“Do I really need to sift the dry ingredients in this recipe?”
How many times have we asked this question? And how many times have we said, “Forget it! I ain’t sifting!”
We wonder if this “forget it!” mentality is the best course of action when baking, so we made two chocolate loaf cakes – one with sifted dry ingredients, and the other, un-sifted. Rakhi, who is Stacey’s longtime (note: not “old”) friend, found a great recipe from the Smitten Kitchen blog for Everyday Chocolate Cake that called for sifting of dry ingredients. So Rakhi and Stacey took a Sunday afternoon to make two loaves and finally answer the question about sifting ingredients. And the answer?

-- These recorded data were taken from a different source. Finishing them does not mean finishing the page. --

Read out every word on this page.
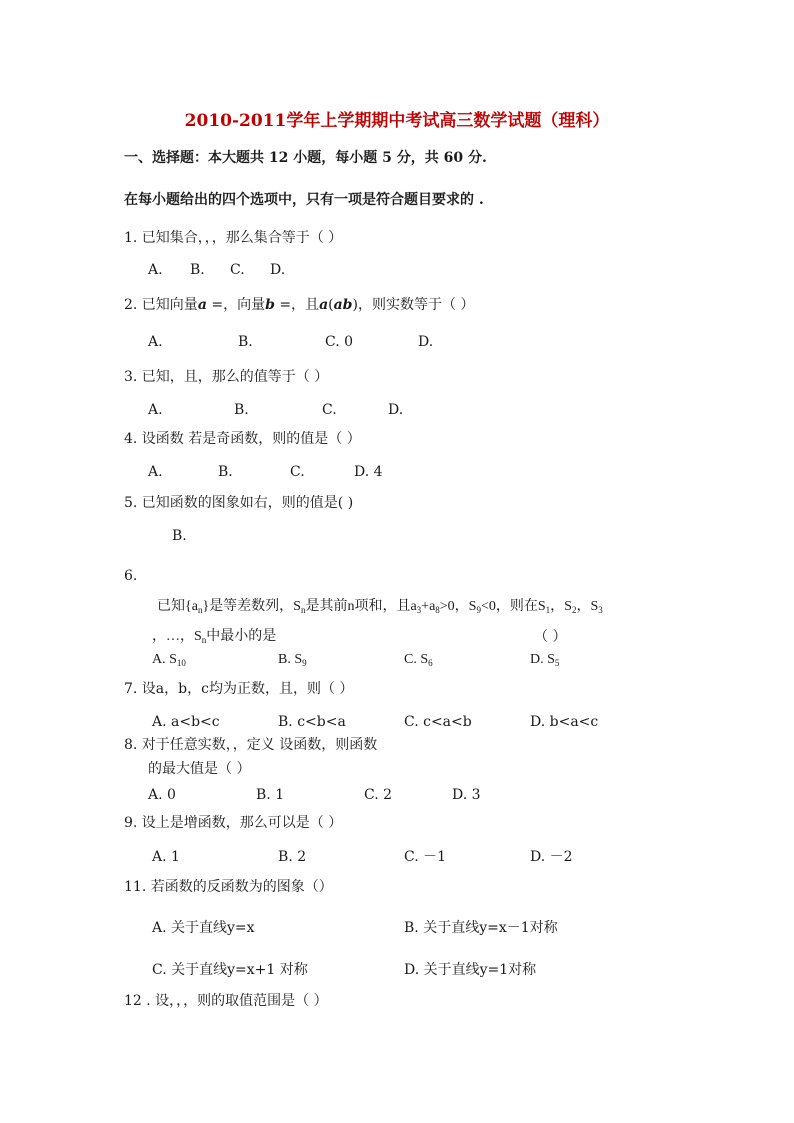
2010-2011学年上学期期中考试高三数学试题（理科）
一、选择题：本大题共 12 小题，每小题 5 分，共 60 分.
在每小题给出的四个选项中，只有一项是符合题目要求的 .
1. 已知集合，，，那么集合等于（ ）
A. B. C. D.
2. 已知向量a =，向量b =，且a(ab)，则实数等于（ ）
A.	B.	C. 0	D.
3. 已知，且，那么的值等于（ ）
A.	B.	C.	D.
4. 设函数 若是奇函数，则的值是（ ）
A.	B.	C.	D. 4
5. 已知函数的图象如右，则的值是( )
B.
6.
已知$\{a_n\}$是等差数列，$S_n$是其前n项和，且$a_3+a_8>0$，$S_9<0$，则在$S_1$，$S_2$，$S_3$
，…，$S_n$中最小的是	（ ）
A. $S_{10}$	B. $S_9$	C. $S_6$	D. $S_5$
7. 设a，b，c均为正数，且，则（ ）
A. a<b<c	B. c<b<a	C. c<a<b	D. b<a<c
8. 对于任意实数，，定义 设函数，则函数
的最大值是（ ）
A. 0	B. 1	C. 2	D. 3
9. 设上是增函数，那么可以是（ ）
A. 1	B. 2	C. －1	D. －2
11. 若函数的反函数为的图象（）
A. 关于直线y=x	B. 关于直线y=x－1对称
C. 关于直线y=x+1 对称	D. 关于直线y=1对称
12 . 设，，，则的取值范围是（ ）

Well, this wasn’t the most scientific of experiments, you see. While the ingredients and measurements were identical, one cake was baked in a metal pan, the other glass. So there’s a question about whether the pan itself made more of a difference in the end than the sifting. And since we’re strict followers of the Church of America’s Test Kitchen, we think the pan might have made the difference in the end after all.

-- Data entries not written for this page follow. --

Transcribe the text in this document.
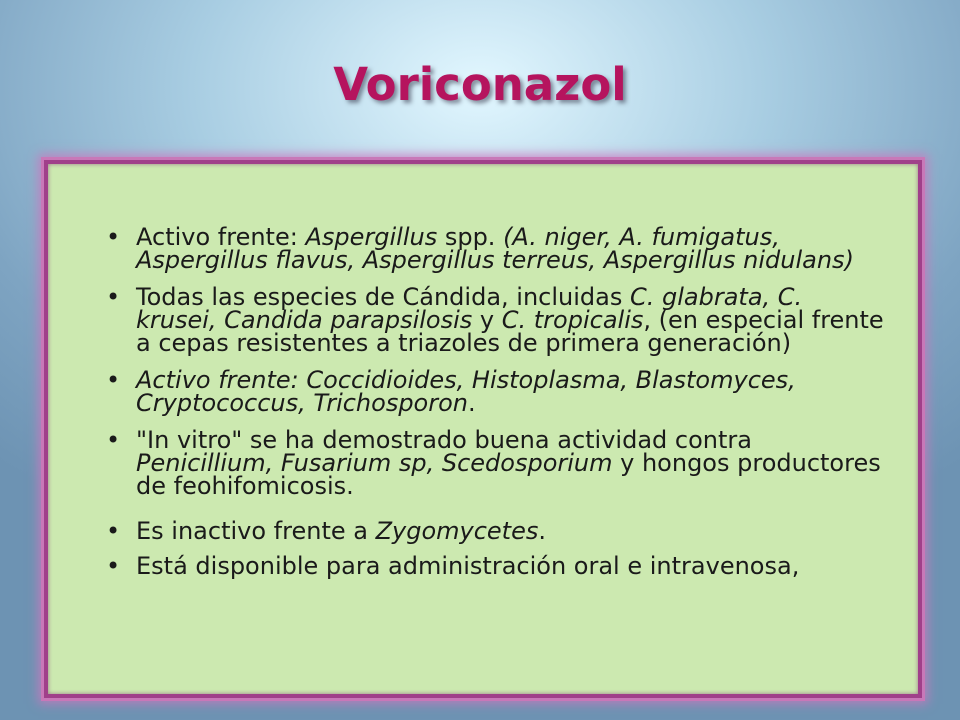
Voriconazol
• Activo frente: Aspergillus spp. (A. niger, A. fumigatus, Aspergillus flavus, Aspergillus terreus, Aspergillus nidulans)
• Todas las especies de Cándida, incluidas C. glabrata, C. krusei, Candida parapsilosis y C. tropicalis, (en especial frente a cepas resistentes a triazoles de primera generación)
• Activo frente: Coccidioides, Histoplasma, Blastomyces, Cryptococcus, Trichosporon.
• "In vitro" se ha demostrado buena actividad contra Penicillium, Fusarium sp, Scedosporium y hongos productores de feohifomicosis.
• Es inactivo frente a Zygomycetes.
• Está disponible para administración oral e intravenosa,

But really, what did we find? The three taste testers all agreed: the cake that wasn’t sifted was more dense, drier and with a crunchier crust. It was moister toward the center of the cake. The un-sifted cake was baked in a dark metal pan. We all preferred the cake with the ingredients sifted and baked in a milk glass pan. It was lighter, more chocolaty and moister overall.

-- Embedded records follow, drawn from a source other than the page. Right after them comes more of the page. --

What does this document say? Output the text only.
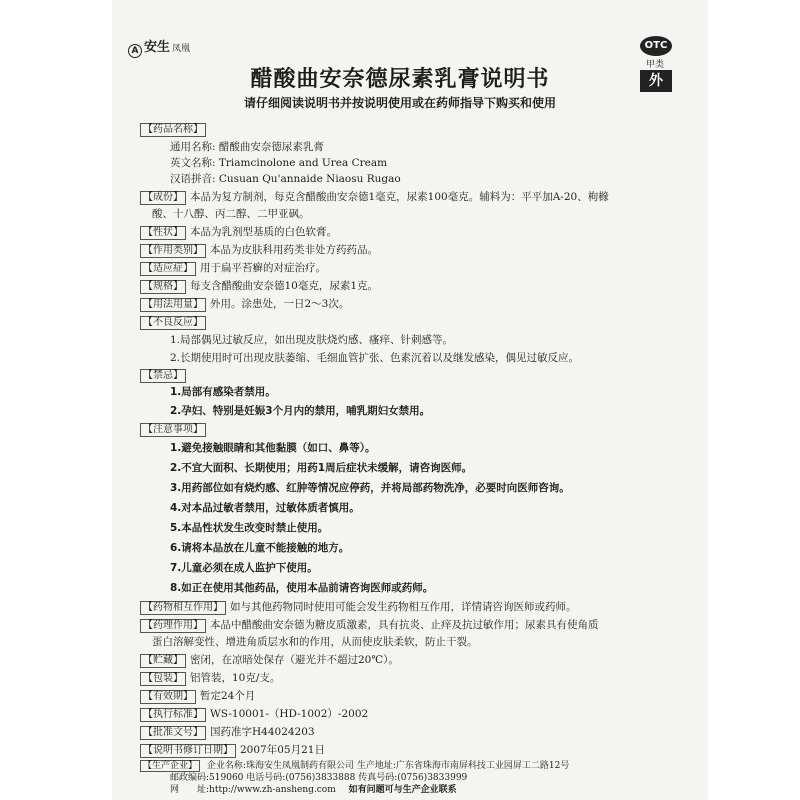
A 安生 凤凰	OTC
甲类
外
醋酸曲安奈德尿素乳膏说明书
请仔细阅读说明书并按说明使用或在药师指导下购买和使用
【药品名称】
通用名称: 醋酸曲安奈德尿素乳膏
英文名称: Triamcinolone and Urea Cream
汉语拼音: Cusuan Qu'annaide Niaosu Rugao
【成份】 本品为复方制剂，每克含醋酸曲安奈德1毫克，尿素100毫克。辅料为：平平加A-20、枸橼
酸、十八醇、丙二醇、二甲亚砜。
【性状】 本品为乳剂型基质的白色软膏。
【作用类别】 本品为皮肤科用药类非处方药药品。
【适应症】 用于扁平苔癣的对症治疗。
【规格】 每支含醋酸曲安奈德10毫克，尿素1克。
【用法用量】 外用。涂患处，一日2～3次。
【不良反应】
1.局部偶见过敏反应，如出现皮肤烧灼感、瘙痒、针刺感等。
2.长期使用时可出现皮肤萎缩、毛细血管扩张、色素沉着以及继发感染，偶见过敏反应。
【禁忌】
1.局部有感染者禁用。
2.孕妇、特别是妊娠3个月内的禁用，哺乳期妇女禁用。
【注意事项】
1.避免接触眼睛和其他黏膜（如口、鼻等）。
2.不宜大面积、长期使用；用药1周后症状未缓解，请咨询医师。
3.用药部位如有烧灼感、红肿等情况应停药，并将局部药物洗净，必要时向医师咨询。
4.对本品过敏者禁用，过敏体质者慎用。
5.本品性状发生改变时禁止使用。
6.请将本品放在儿童不能接触的地方。
7.儿童必须在成人监护下使用。
8.如正在使用其他药品，使用本品前请咨询医师或药师。
【药物相互作用】 如与其他药物同时使用可能会发生药物相互作用，详情请咨询医师或药师。
【药理作用】 本品中醋酸曲安奈德为糖皮质激素，具有抗炎、止痒及抗过敏作用；尿素具有使角质
蛋白溶解变性、增进角质层水和的作用，从而使皮肤柔软，防止干裂。
【贮藏】 密闭，在凉暗处保存（避光并不超过20℃）。
【包装】 铝管装，10克/支。
【有效期】 暂定24个月
【执行标准】 WS-10001-（HD-1002）-2002
【批准文号】 国药准字H44024203
【说明书修订日期】 2007年05月21日
【生产企业】 企业名称:珠海安生凤凰制药有限公司 生产地址:广东省珠海市南屏科技工业园屏工二路12号
邮政编码:519060 电话号码:(0756)3833888 传真号码:(0756)3833999
网　　址:http://www.zh-ansheng.com 如有问题可与生产企业联系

Here’s the Smitten Kitchen recipe so that you can test the theory in your own kitchen. Heat the oven to 325. Butter and flour a loaf pan (or spritz with butter-flour baking spray). Then in your stand mixer, cream 1 stick of softened butter on medium until smooth. Add 1 cup of brown sugar and ½ cup of granulated sugar. Beat for 3 or 4 minutes until it’s fluffy. Add an egg that has come to room temperature, 1 cup of buttermilk and 1 teaspoon of vanilla. The batter will probably look lumpy. Then sift – with a fine mesh strainer or a crank sifter – 1 ½ cups all-purpose flour, ½ teaspoon baking soda, ¼ teaspoon salt and ¾ cup cocoa powder. (What’s that, Big Spender? You want to use Dutch cocoa powder? Reduce the baking soda to ¼ teaspoon and add ½ teaspoon baking powder.) Blend everything together, but don’t overmix.
Scoop the batter into the pan and bake for at least 60 minutes on the center rack. We found that both loaves finished in 65 minutes; the cake in the metal pan finished a few minutes before the one in milk glass. You’ll know they’re done when a toothpick poked in the middle of the loaf comes out clean. Cool on a wire rack. We served it with a light dusting of powdered sugar and sliced strawberries.
Do you sift dry ingredients in a recipe? Do you think it really matters?